Economic Policy Overhaul

Rumors swirl that Trump’s pick for Fed chair could be someone like Kevin Hassett, the former economic advisor whose views on deregulation might prioritize political loyalty over stability.
Krugman isn’t optimistic. “So as doubts about AI creep in, I’m hearing growing chatter to the effect that the Fed can and should save the industry,” he notes.
“But the lesson from the last big tech bubble is that it can’t. In fact, I have doubts about whether the Fed can head off a broader recession if the tech boom collapses—but that’s a topic for a future post.”
And there’s the rub: in this bifurcated economy, salvation from one quarter could mean sabotage from another.

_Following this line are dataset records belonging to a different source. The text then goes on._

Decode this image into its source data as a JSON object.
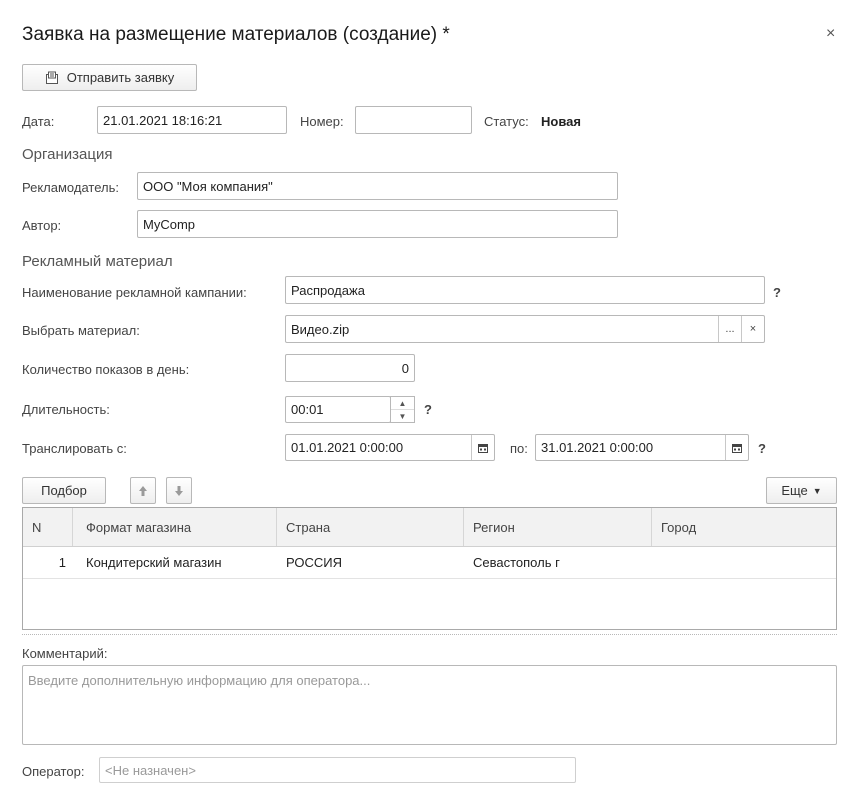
{
  "window": {
    "title": "Заявка на размещение материалов (создание) *",
    "close_label": "×"
  },
  "toolbar": {
    "send_button": "Отправить заявку"
  },
  "header": {
    "date_label": "Дата:",
    "date_value": "21.01.2021 18:16:21",
    "number_label": "Номер:",
    "number_value": "",
    "status_label": "Статус:",
    "status_value": "Новая"
  },
  "organization": {
    "section_title": "Организация",
    "advertiser_label": "Рекламодатель:",
    "advertiser_value": "ООО \"Моя компания\"",
    "author_label": "Автор:",
    "author_value": "MyComp"
  },
  "material": {
    "section_title": "Рекламный материал",
    "campaign_label": "Наименование рекламной кампании:",
    "campaign_value": "Распродажа",
    "select_label": "Выбрать материал:",
    "select_value": "Видео.zip",
    "select_button": "...",
    "clear_button": "×",
    "shows_label": "Количество показов в день:",
    "shows_value": "0",
    "duration_label": "Длительность:",
    "duration_value": "00:01",
    "broadcast_label": "Транслировать с:",
    "from_value": "01.01.2021  0:00:00",
    "to_label": "по:",
    "to_value": "31.01.2021  0:00:00",
    "help_mark": "?"
  },
  "table_toolbar": {
    "pick_button": "Подбор",
    "more_button": "Еще"
  },
  "table": {
    "columns": [
      "N",
      "Формат магазина",
      "Страна",
      "Регион",
      "Город"
    ],
    "rows": [
      {
        "n": "1",
        "format": "Кондитерский магазин",
        "country": "РОССИЯ",
        "region": "Севастополь г",
        "city": ""
      }
    ]
  },
  "comment": {
    "label": "Комментарий:",
    "placeholder": "Введите дополнительную информацию для оператора..."
  },
  "operator": {
    "label": "Оператор:",
    "value": "<Не назначен>"
  }
}
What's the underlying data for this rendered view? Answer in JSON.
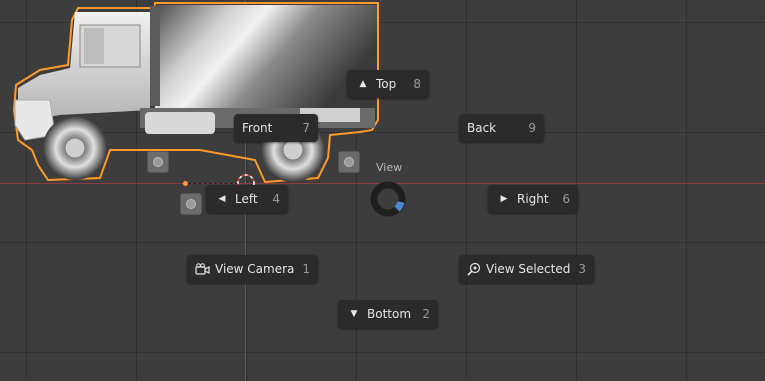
{
  "pie_menu": {
    "title": "View",
    "items": {
      "top": {
        "label": "Top",
        "key": "8",
        "icon": "triangle-up-icon"
      },
      "front": {
        "label": "Front",
        "key": "7"
      },
      "back": {
        "label": "Back",
        "key": "9"
      },
      "left": {
        "label": "Left",
        "key": "4",
        "icon": "triangle-left-icon"
      },
      "right": {
        "label": "Right",
        "key": "6",
        "icon": "triangle-right-icon"
      },
      "view_camera": {
        "label": "View Camera",
        "key": "1",
        "icon": "camera-icon"
      },
      "view_selected": {
        "label": "View Selected",
        "key": "3",
        "icon": "zoom-selected-icon"
      },
      "bottom": {
        "label": "Bottom",
        "key": "2",
        "icon": "triangle-down-icon"
      }
    }
  },
  "colors": {
    "background": "#3d3d3d",
    "x_axis": "#8e3a42",
    "y_axis": "#3f5f95",
    "selection_outline": "#ff9a2a",
    "menu_bg": "#2b2b2b",
    "pie_indicator": "#4a8ad8"
  }
}
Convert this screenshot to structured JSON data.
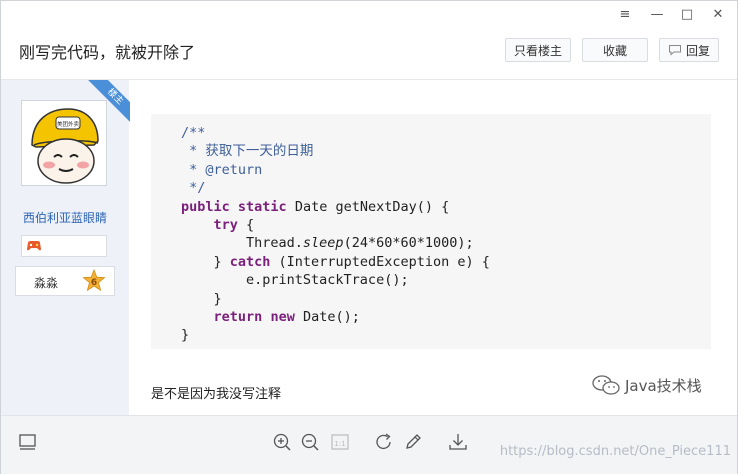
{
  "window": {
    "controls": {
      "menu": "≡",
      "minimize": "—",
      "maximize": "□",
      "close": "✕"
    }
  },
  "header": {
    "title": "刚写完代码，就被开除了",
    "buttons": {
      "only_op": "只看楼主",
      "favorite": "收藏",
      "reply": "回复"
    }
  },
  "author": {
    "badge_label": "楼主",
    "name": "西伯利亚蓝眼睛",
    "level_name": "淼淼",
    "level": "6",
    "avatar_text": "美团外卖"
  },
  "post": {
    "code_lines": [
      "/**",
      " * 获取下一天的日期",
      " * @return",
      " */",
      "public static Date getNextDay() {",
      "    try {",
      "        Thread.sleep(24*60*60*1000);",
      "    } catch (InterruptedException e) {",
      "        e.printStackTrace();",
      "    }",
      "    return new Date();",
      "}"
    ],
    "text": "是不是因为我没写注释",
    "overlay_label": "Java技术栈"
  },
  "footer": {
    "watermark": "https://blog.csdn.net/One_Piece111"
  },
  "colors": {
    "accent": "#4a8fd8",
    "sidebar_bg": "#eef2f8",
    "username": "#2d64b3",
    "code_bg": "#f6f6f6",
    "keyword": "#7a1f7a",
    "comment": "#3e5f99"
  }
}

If the AI bubble deflates—and history suggests it might, given the parallels to past manias—the fallout could cascade through job markets, pension funds, and beyond.
Trump’s tariff roulette only amplifies the risk, eroding the buffers that might otherwise cushion a hard landing.
“My point is that if you’re worried about an AI bubble, don’t expect Jerome Powell or his Trump-appointed successor… to come to the rescue,” Krugman concludes with a touch of wry fatalism.
“They can’t.”
What Happens Now?
Krugman’s voice carries weight not just because of his Nobel for dissecting international trade imbalances, but because he’s been a consistent skeptic of hype-driven growth.
His warnings come at a pivotal moment, as markets digest fresh data on inflation and employment that already show cracks forming.
For everyday Americans—small business owners navigating import costs, tech workers riding the AI rollercoaster, or retirees watching their 401(k)s—this isn’t abstract theory.
It’s the ground shifting beneath their feet.
As 2025 unfolds, the question lingers: Can policymakers thread the needle between innovation and insanity?
Or are we sleepwalking toward a crisis that makes 2008 look like a blip?
Krugman’s post doesn’t offer easy answers, but it demands we pay attention. In economics, as in life, ignoring the storm clouds rarely ends well.